What is the correct way to set up an https proxy within meta?-CodePudding

I've created a script using scrapy implementing proxies within it to fetch content from a website. The script appears to be working correctly. The site I'm trying to grab data from is https://www.zillow.com/miami-fl-33166/.

Since this is an https site and I'm using https proxies, I've set up a proxy like the following:

request.meta['proxy'] = 'https://123.200.20.242:58847'

However, when I execute the script today after accidentally changing https to http like the following, I could notice that the script still works.

request.meta['proxy'] = 'http://123.200.20.242:58847'

This is how I've implemented proxies within middleware:

def process_request(self, request, spider):
    request.headers['User-Agent'] = 'Mozilla/5.0 (Windows NT 6.1) AppleWebKit/537.36 (KHTML, like Gecko) Chrome/88.0.4324.150 Safari/537.36'
    request.meta['proxy'] = 'https://123.200.20.242:58847'
    # request.meta['proxy'] = 'http://123.200.20.242:58847'

And this is the reference:

DOWNLOADER_MIDDLEWARES = {
    'customized_bot.proxy_middleware.ProxiesMiddleware': 100,
    'scrapy.downloadermiddlewares.httpproxy.HttpProxyMiddleware': 110,
    'scrapy.downloadermiddlewares.retry.RetryMiddleware': None,
}

What is right way to set up https proxies within meta?

CodePudding user response：

Usage of https proxy is not any different from using http proxy.

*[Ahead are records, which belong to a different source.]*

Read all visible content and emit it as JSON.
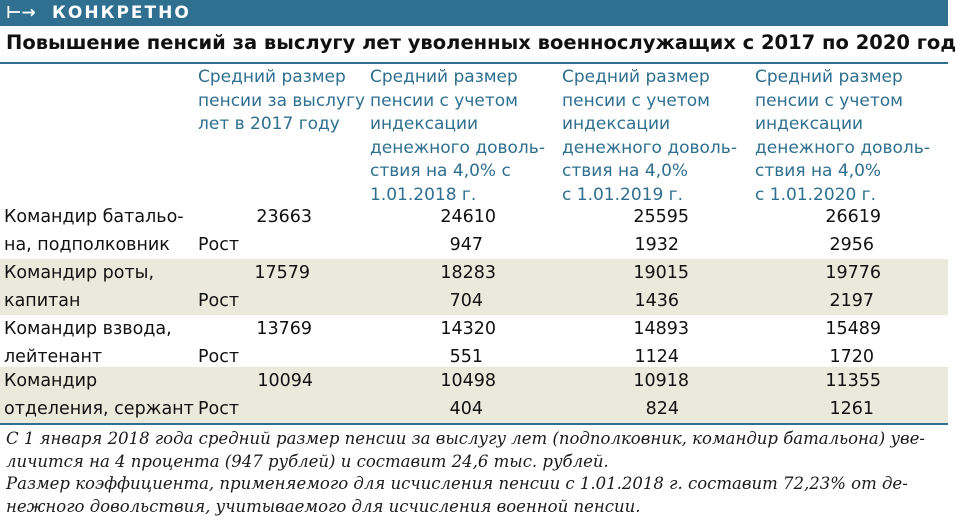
{
  "header": {
    "arrow_glyph": "⊢→",
    "tag": "КОНКРЕТНО"
  },
  "title": "Повышение пенсий за выслугу лет уволенных военнослужащих с 2017 по 2020 год",
  "columns": [
    "Средний размер\nпенсии за выслугу\nлет в 2017 году",
    "Средний размер\nпенсии с учетом\nиндексации\nденежного доволь-\nствия на 4,0% с\n1.01.2018 г.",
    "Средний размер\nпенсии с учетом\nиндексации\nденежного доволь-\nствия на 4,0%\nс 1.01.2019 г.",
    "Средний размер\nпенсии с учетом\nиндексации\nденежного доволь-\nствия на 4,0%\nс 1.01.2020 г."
  ],
  "rows": [
    {
      "rank_line1": "Командир батальо-",
      "rank_line2": "на, подполковник",
      "growth_label": "Рост",
      "v2017": "23663",
      "v2018": "24610",
      "v2019": "25595",
      "v2020": "26619",
      "g2018": "947",
      "g2019": "1932",
      "g2020": "2956"
    },
    {
      "rank_line1": "Командир роты,",
      "rank_line2": "капитан",
      "growth_label": "Рост",
      "v2017": "17579",
      "v2018": "18283",
      "v2019": "19015",
      "v2020": "19776",
      "g2018": "704",
      "g2019": "1436",
      "g2020": "2197"
    },
    {
      "rank_line1": "Командир взвода,",
      "rank_line2": "лейтенант",
      "growth_label": "Рост",
      "v2017": "13769",
      "v2018": "14320",
      "v2019": "14893",
      "v2020": "15489",
      "g2018": "551",
      "g2019": "1124",
      "g2020": "1720"
    },
    {
      "rank_line1": "Командир",
      "rank_line2": "отделения, сержант",
      "growth_label": "Рост",
      "v2017": "10094",
      "v2018": "10498",
      "v2019": "10918",
      "v2020": "11355",
      "g2018": "404",
      "g2019": "824",
      "g2020": "1261"
    }
  ],
  "notes": [
    "С 1 января 2018 года средний размер пенсии за выслугу лет (подполковник, командир батальона) уве-",
    "личится на 4 процента (947 рублей) и составит 24,6 тыс. рублей.",
    "Размер коэффициента, применяемого для исчисления пенсии с 1.01.2018 г. составит 72,23% от де-",
    "нежного довольствия, учитываемого для исчисления военной пенсии."
  ]
}
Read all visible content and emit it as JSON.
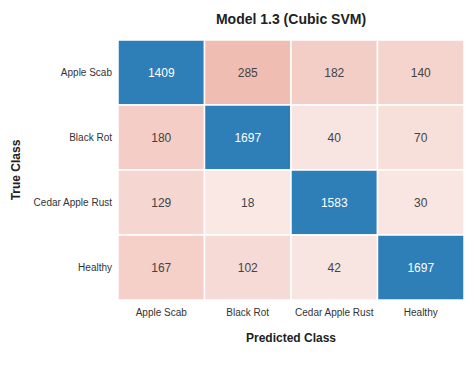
{
  "chart_data": {
    "type": "heatmap",
    "title": "Model 1.3 (Cubic SVM)",
    "x_label": "Predicted Class",
    "y_label": "True Class",
    "categories": [
      "Apple Scab",
      "Black Rot",
      "Cedar Apple Rust",
      "Healthy"
    ],
    "y_categories": [
      "Apple Scab",
      "Black Rot",
      "Cedar Apple Rust",
      "Healthy"
    ],
    "values": [
      [
        1409,
        285,
        182,
        140
      ],
      [
        180,
        1697,
        40,
        70
      ],
      [
        129,
        18,
        1583,
        30
      ],
      [
        167,
        102,
        42,
        1697
      ]
    ],
    "colors": [
      [
        "#2e7eb8",
        "#f0bdb3",
        "#f3cec6",
        "#f5d4ce"
      ],
      [
        "#f4cec6",
        "#2e7eb8",
        "#f8e4e0",
        "#f7e0da"
      ],
      [
        "#f5d6d0",
        "#f9e8e4",
        "#2e7eb8",
        "#f9e6e2"
      ],
      [
        "#f4d0c9",
        "#f6dad5",
        "#f8e4e0",
        "#2e7eb8"
      ]
    ],
    "data_labels": true
  }
}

You simply need to change the proxy address from using http to using https. See this article on zyte.com on how to use https proxy. To summarize, you can:

Pass the proxy via meta object when making a scrapy.Request
Setup a custom scrapy middleware that adds the proxy header to each scrapy Request. Mode details provided at zyte.com

To answer your question, http and https proxy can be used interchangeably to scrape http and https urls.